Now there's the Public Radio Talent Quest, a Project Runway for NPR geeks that's been playing out online all summer. Prospective hosts have sent 1,400 audio pitches for new shows, and three finalists get money to produce a pilot for the Corporation for Public Broadcasting. Judges include two of my favorite radio people: Jay Allison, the host of This I Believe (check out this piece on his teenage daughter grilling him after his first post-divorce date) and local Julie Shapiro, of the Third Coast festival. A-listers like Terri Gross, Ira, and Bob Edwards were trotted out to lend sexy promo spots to the site.
Not surprisingly, this being TAL country, three Chicagolanders made it to the top ten. My favorite, Carrie Kaufman of Flossmoor, who publishes the arts rag PerformInk and was a host on LesBiGay Radio in the 90s, got cut in round three. She's sweetly kooky in a way that reminds me of the student librarians at my women's college, and, aurally at least, she's a dead ringer for Paula Poundstone.
The other two locals just got cut, and neither was a surprise. They were Chuck Mertz, a rockabilly type who hosts the ranty far-left talk radio show This Is Hell Saturday mornings on WNUR, and Anne Glickman, a freelance producer in the Sarah Vowell vein, breathless and brilliant and unapologetically annoying. Like Kaufman, they were the Naders and Deans (or the Santinos and Sanjayas) of this horse race; intriguingly wacky but ultimately unelectable.
The surest bet all along has been April Baer, 34, who's worked her way up at local NPR affiliates on both coasts over the last decade. She looks and sounds NPR-groomed: confident, smooth-voiced, sharply intelligent, inoffensively hip enough to name-check Amy Winehouse and Steven Colbert in her About Me. "Like all other members of the family," she writes, "I owe a great debt to Ira Glass, who reminds us that radio is a conversation not a recitation." (I imagine that phrase piped in, Brave New World-style, over the PA system at NPR HQ.)
To her great credit, Baer copped to being a "type" in a long post about why dues earning and rung climbing matters.

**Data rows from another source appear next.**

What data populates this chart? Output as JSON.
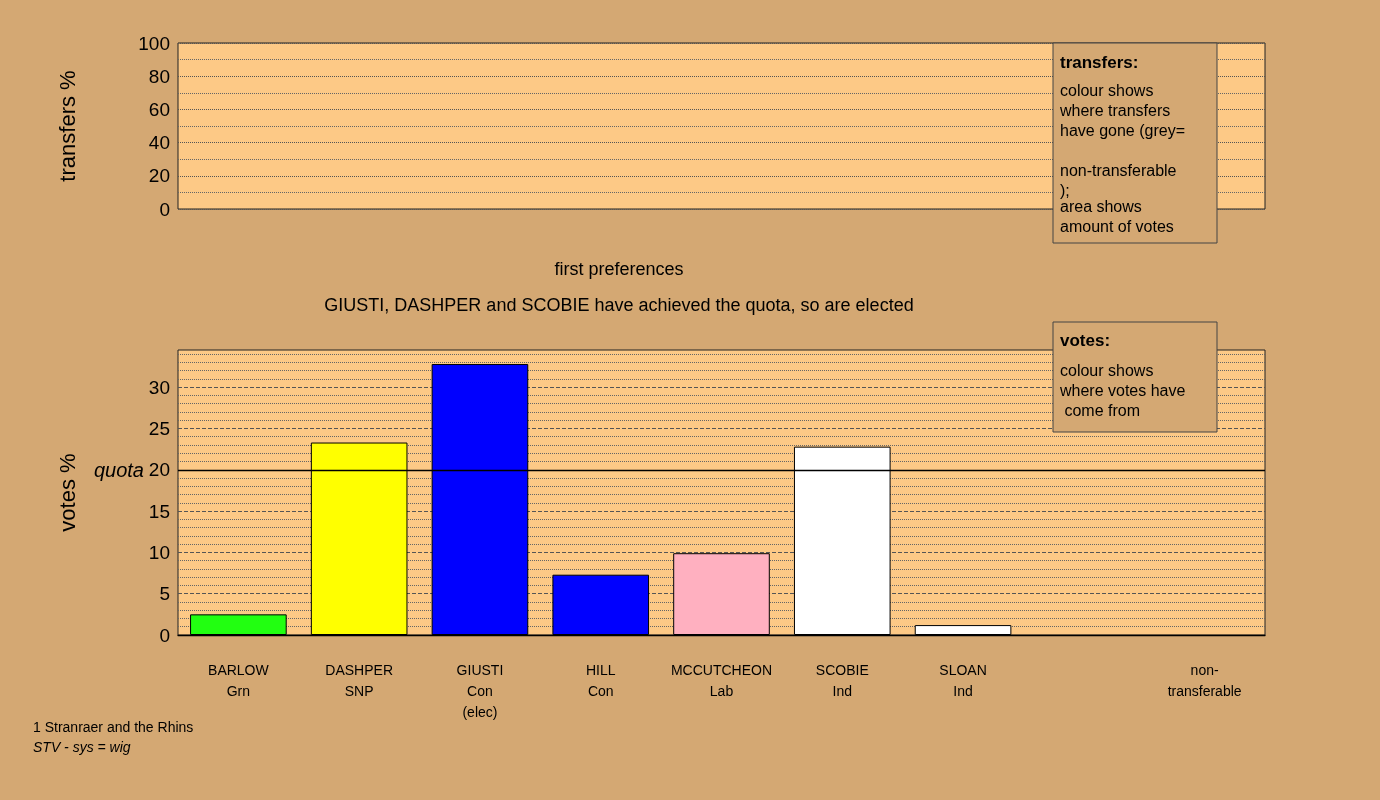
{
  "chart_data": [
    {
      "type": "bar",
      "ylabel": "transfers %",
      "categories": [
        "BARLOW\nGrn",
        "DASHPER\nSNP",
        "GIUSTI\nCon\n(elec)",
        "HILL\nCon",
        "MCCUTCHEON\nLab",
        "SCOBIE\nInd",
        "SLOAN\nInd",
        null,
        "non-transferable"
      ],
      "values": [
        null,
        null,
        null,
        null,
        null,
        null,
        null,
        null,
        null
      ],
      "ylim": [
        0,
        100
      ],
      "yticks": [
        0,
        20,
        40,
        60,
        80,
        100
      ],
      "grid": true,
      "tick_labels": "y",
      "annotations": [
        "transfers:",
        "colour shows where transfers have gone (grey= non-transferable);",
        "area shows amount of votes"
      ]
    },
    {
      "type": "bar",
      "title": "first preferences",
      "subtitle": "GIUSTI, DASHPER and SCOBIE have achieved the quota, so are elected",
      "ylabel": "votes %",
      "categories": [
        "BARLOW\nGrn",
        "DASHPER\nSNP",
        "GIUSTI\nCon\n(elec)",
        "HILL\nCon",
        "MCCUTCHEON\nLab",
        "SCOBIE\nInd",
        "SLOAN\nInd",
        null,
        "non-transferable"
      ],
      "values": [
        2.5,
        23.3,
        32.8,
        7.3,
        9.9,
        22.8,
        1.2,
        null,
        null
      ],
      "colors": [
        "#22ff11",
        "#ffff00",
        "#0000ff",
        "#0000ff",
        "#ffb0c0",
        "#ffffff",
        "#ffffff",
        "#ffffff",
        "#aaaaaa"
      ],
      "ylim": [
        0,
        34.5
      ],
      "yticks": [
        0,
        5,
        10,
        15,
        20,
        25,
        30
      ],
      "grid": true,
      "ref_lines": [
        {
          "axis": "y",
          "value": 20,
          "label": "quota"
        }
      ],
      "annotations": [
        "votes:",
        "colour shows where votes have come from",
        "1 Stranraer and the Rhins",
        "STV - sys = wig"
      ]
    }
  ]
}
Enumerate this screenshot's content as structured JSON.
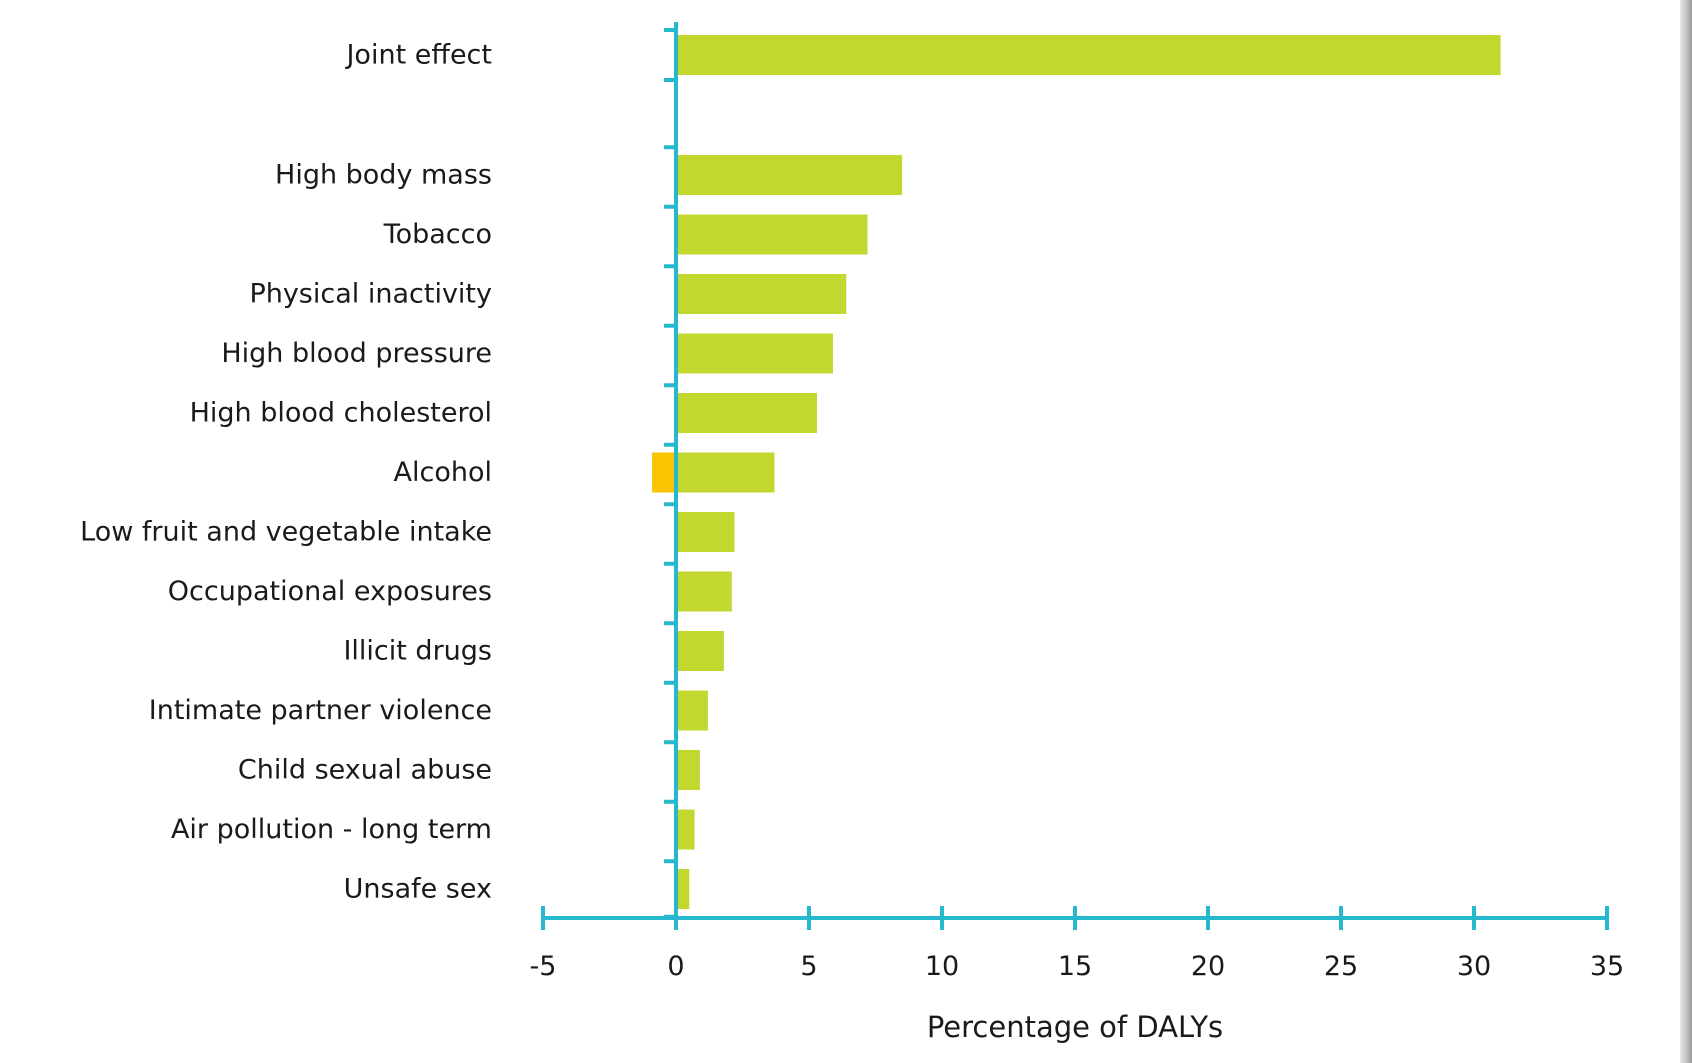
{
  "chart_data": {
    "type": "bar",
    "orientation": "horizontal",
    "xlabel": "Percentage of DALYs",
    "xlim": [
      -5,
      35
    ],
    "xticks": [
      "-5",
      "0",
      "5",
      "10",
      "15",
      "20",
      "25",
      "30",
      "35"
    ],
    "grid": false,
    "colors": {
      "positive": "#c2d82f",
      "negative": "#fbc402",
      "axis": "#26b8cc"
    },
    "categories": [
      "Joint effect",
      "High body mass",
      "Tobacco",
      "Physical inactivity",
      "High blood pressure",
      "High blood cholesterol",
      "Alcohol",
      "Low fruit and vegetable intake",
      "Occupational exposures",
      "Illicit drugs",
      "Intimate partner violence",
      "Child sexual abuse",
      "Air pollution - long term",
      "Unsafe sex"
    ],
    "values": [
      31.0,
      8.5,
      7.2,
      6.4,
      5.9,
      5.3,
      3.7,
      2.2,
      2.1,
      1.8,
      1.2,
      0.9,
      0.7,
      0.5
    ],
    "negative_values": [
      null,
      null,
      null,
      null,
      null,
      null,
      -0.9,
      null,
      null,
      null,
      null,
      null,
      null,
      null
    ]
  }
}
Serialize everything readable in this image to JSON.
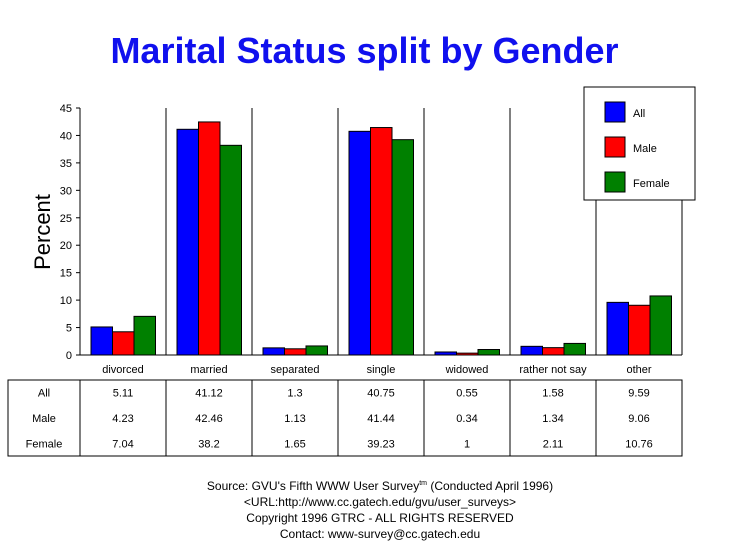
{
  "chart_data": {
    "type": "bar",
    "title": "Marital Status split by Gender",
    "ylabel": "Percent",
    "xlabel": "",
    "ylim": [
      0,
      45
    ],
    "yticks": [
      0,
      5,
      10,
      15,
      20,
      25,
      30,
      35,
      40,
      45
    ],
    "grid": "vertical separators",
    "legend_position": "top-right",
    "categories": [
      "divorced",
      "married",
      "separated",
      "single",
      "widowed",
      "rather not say",
      "other"
    ],
    "series": [
      {
        "name": "All",
        "color": "#0000ff",
        "values": [
          5.11,
          41.12,
          1.3,
          40.75,
          0.55,
          1.58,
          9.59
        ],
        "labels": [
          "5.11",
          "41.12",
          "1.3",
          "40.75",
          "0.55",
          "1.58",
          "9.59"
        ]
      },
      {
        "name": "Male",
        "color": "#ff0000",
        "values": [
          4.23,
          42.46,
          1.13,
          41.44,
          0.34,
          1.34,
          9.06
        ],
        "labels": [
          "4.23",
          "42.46",
          "1.13",
          "41.44",
          "0.34",
          "1.34",
          "9.06"
        ]
      },
      {
        "name": "Female",
        "color": "#008000",
        "values": [
          7.04,
          38.2,
          1.65,
          39.23,
          1,
          2.11,
          10.76
        ],
        "labels": [
          "7.04",
          "38.2",
          "1.65",
          "39.23",
          "1",
          "2.11",
          "10.76"
        ]
      }
    ]
  },
  "footer": {
    "source": "Source: GVU's Fifth WWW User Survey",
    "tm": "tm",
    "conducted": " (Conducted April 1996)",
    "url": "<URL:http://www.cc.gatech.edu/gvu/user_surveys>",
    "copyright": "Copyright 1996 GTRC -  ALL RIGHTS RESERVED",
    "contact": "Contact: www-survey@cc.gatech.edu"
  }
}
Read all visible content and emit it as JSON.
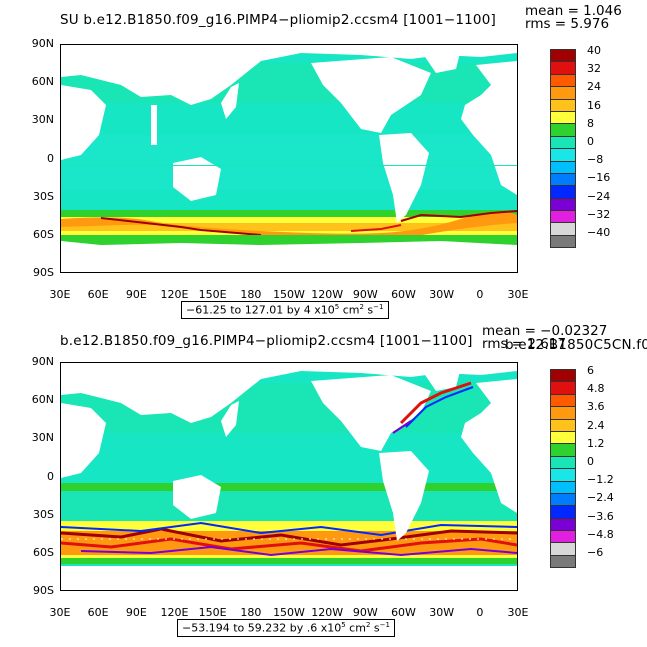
{
  "panels": [
    {
      "title": "SU b.e12.B1850.f09_g16.PIMP4−pliomip2.ccsm4 [1001−1100]",
      "mean": "mean = 1.046",
      "rms": "rms = 5.976",
      "range_main": "−61.25 to 127.01 by 4 x10",
      "range_exp": "5",
      "range_units": " cm",
      "range_units_exp": "2",
      "range_tail": " s",
      "range_tail_exp": "−1",
      "colorbar_labels": [
        "40",
        "32",
        "24",
        "16",
        "8",
        "0",
        "−8",
        "−16",
        "−24",
        "−32",
        "−40"
      ]
    },
    {
      "title": "b.e12.B1850.f09_g16.PIMP4−pliomip2.ccsm4 [1001−1100]",
      "overlap_text": "b.e12.B1850C5CN.f0",
      "mean": "mean = −0.02327",
      "rms": "rms = 2.617",
      "range_main": "−53.194 to 59.232 by .6 x10",
      "range_exp": "5",
      "range_units": " cm",
      "range_units_exp": "2",
      "range_tail": " s",
      "range_tail_exp": "−1",
      "colorbar_labels": [
        "6",
        "4.8",
        "3.6",
        "2.4",
        "1.2",
        "0",
        "−1.2",
        "−2.4",
        "−3.6",
        "−4.8",
        "−6"
      ]
    }
  ],
  "y_ticks": [
    "90N",
    "60N",
    "30N",
    "0",
    "30S",
    "60S",
    "90S"
  ],
  "x_ticks": [
    "30E",
    "60E",
    "90E",
    "120E",
    "150E",
    "180",
    "150W",
    "120W",
    "90W",
    "60W",
    "30W",
    "0",
    "30E"
  ],
  "colorbar_colors": [
    "#a00000",
    "#e01010",
    "#ff5a00",
    "#ff9a10",
    "#ffc21a",
    "#ffff3a",
    "#2fd12f",
    "#19e6b4",
    "#19e6e6",
    "#00bfff",
    "#007dff",
    "#0028ff",
    "#7a00d6",
    "#e01fe0",
    "#d8d8d8",
    "#7a7a7a"
  ],
  "colors": {
    "land": "#ffffff",
    "ocean_base": "#16e6c4",
    "frame": "#000000"
  }
}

It was a thoughtful response to commenters griping about her lack of newness--"If these interviews were musical styles, April would be canned-and-shipped smooth jazz FM"--and it made me like her, as much as I got a kick out of envisioning a new show by finalist Bee Jellyfish, a 24-year-old from LA who listed as a strength that "18 year olds love me. OMG" and says LA sounds like "sirens and helicopters with a splash of kittenzZz."